A strong hospital company has fallen suddenly ill.

Universal Health Services ( UHS) is suffering through a weak first quarter that some fear could signal an epidemic throughout the industry. The Pennsylvania hospital operator warned on Monday that first-quarter profit could fall "as much as 25%" below last year's results because of deterioration in its acute-care business.

Universal blamed widespread industry ailments -- particularly rising bad debt -- as well as company-specific problems for the shortfall.

"Certain of the company's acute-care facilities have been impacted by a negative shift in payor mix, a decline in intensity and an increase in length of stay," Universal announced on Monday. "In addition, the rising level of uninsured and self-pay patients continues to unfavorably impact our bad-debt expense."

The company, which has withdrawn its guidance for 2004, saw its shares skid 16% to $45.28 after its poor first-quarter prognosis.
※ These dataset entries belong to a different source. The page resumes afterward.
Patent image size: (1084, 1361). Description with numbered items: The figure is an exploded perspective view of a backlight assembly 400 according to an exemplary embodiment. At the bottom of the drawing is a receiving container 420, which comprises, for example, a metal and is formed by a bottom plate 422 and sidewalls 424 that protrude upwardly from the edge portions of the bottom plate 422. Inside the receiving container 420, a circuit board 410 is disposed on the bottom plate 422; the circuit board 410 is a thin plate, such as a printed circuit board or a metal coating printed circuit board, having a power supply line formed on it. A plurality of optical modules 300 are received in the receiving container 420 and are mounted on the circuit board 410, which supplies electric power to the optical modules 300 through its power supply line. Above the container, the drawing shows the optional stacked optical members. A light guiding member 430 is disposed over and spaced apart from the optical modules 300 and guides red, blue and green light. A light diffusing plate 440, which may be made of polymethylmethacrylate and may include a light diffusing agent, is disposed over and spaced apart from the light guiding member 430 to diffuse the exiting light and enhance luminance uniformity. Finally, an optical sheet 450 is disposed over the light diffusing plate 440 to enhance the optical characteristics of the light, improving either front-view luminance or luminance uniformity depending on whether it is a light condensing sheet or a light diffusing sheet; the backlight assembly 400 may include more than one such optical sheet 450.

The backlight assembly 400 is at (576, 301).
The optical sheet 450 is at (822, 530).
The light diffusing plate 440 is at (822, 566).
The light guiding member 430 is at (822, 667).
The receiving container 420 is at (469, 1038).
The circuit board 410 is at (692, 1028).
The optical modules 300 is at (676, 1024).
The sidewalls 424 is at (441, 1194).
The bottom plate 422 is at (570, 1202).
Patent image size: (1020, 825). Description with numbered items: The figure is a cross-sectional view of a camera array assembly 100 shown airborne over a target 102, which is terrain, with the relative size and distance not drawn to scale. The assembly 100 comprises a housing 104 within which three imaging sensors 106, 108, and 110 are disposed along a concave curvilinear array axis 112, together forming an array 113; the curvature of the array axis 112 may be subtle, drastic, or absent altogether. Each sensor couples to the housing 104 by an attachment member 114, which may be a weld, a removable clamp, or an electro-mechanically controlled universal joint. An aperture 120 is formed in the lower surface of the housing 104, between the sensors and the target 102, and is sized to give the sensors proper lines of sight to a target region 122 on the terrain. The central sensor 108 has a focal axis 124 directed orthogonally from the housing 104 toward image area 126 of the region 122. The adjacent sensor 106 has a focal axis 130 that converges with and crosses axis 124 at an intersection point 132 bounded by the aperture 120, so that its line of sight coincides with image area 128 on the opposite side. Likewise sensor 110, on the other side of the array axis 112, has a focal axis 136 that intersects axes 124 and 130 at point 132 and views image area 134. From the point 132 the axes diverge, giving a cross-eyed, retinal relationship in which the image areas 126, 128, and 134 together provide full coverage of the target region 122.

Several hospital peers -- including HCA ( HCA), Health Management Associates ( HMA) and LifePoint ( LPNT) -- also weathered selloffs as investors fear an industrywide problem.

"This news may suggest a challenging first quarter for the group," explained Lehman Brothers analyst Adam Feinstein.

Some of Universal's problems may not prove contagious, however. The company acknowledged that it had overstaffed its hospitals for business that did not materialize in the first half of the quarter. It blamed its soft admissions, in large part, on competition from nearby physician-owned facilities. It also said it has been treating more Medicare patients -- for longer periods -- who bring in a limited amount of revenue.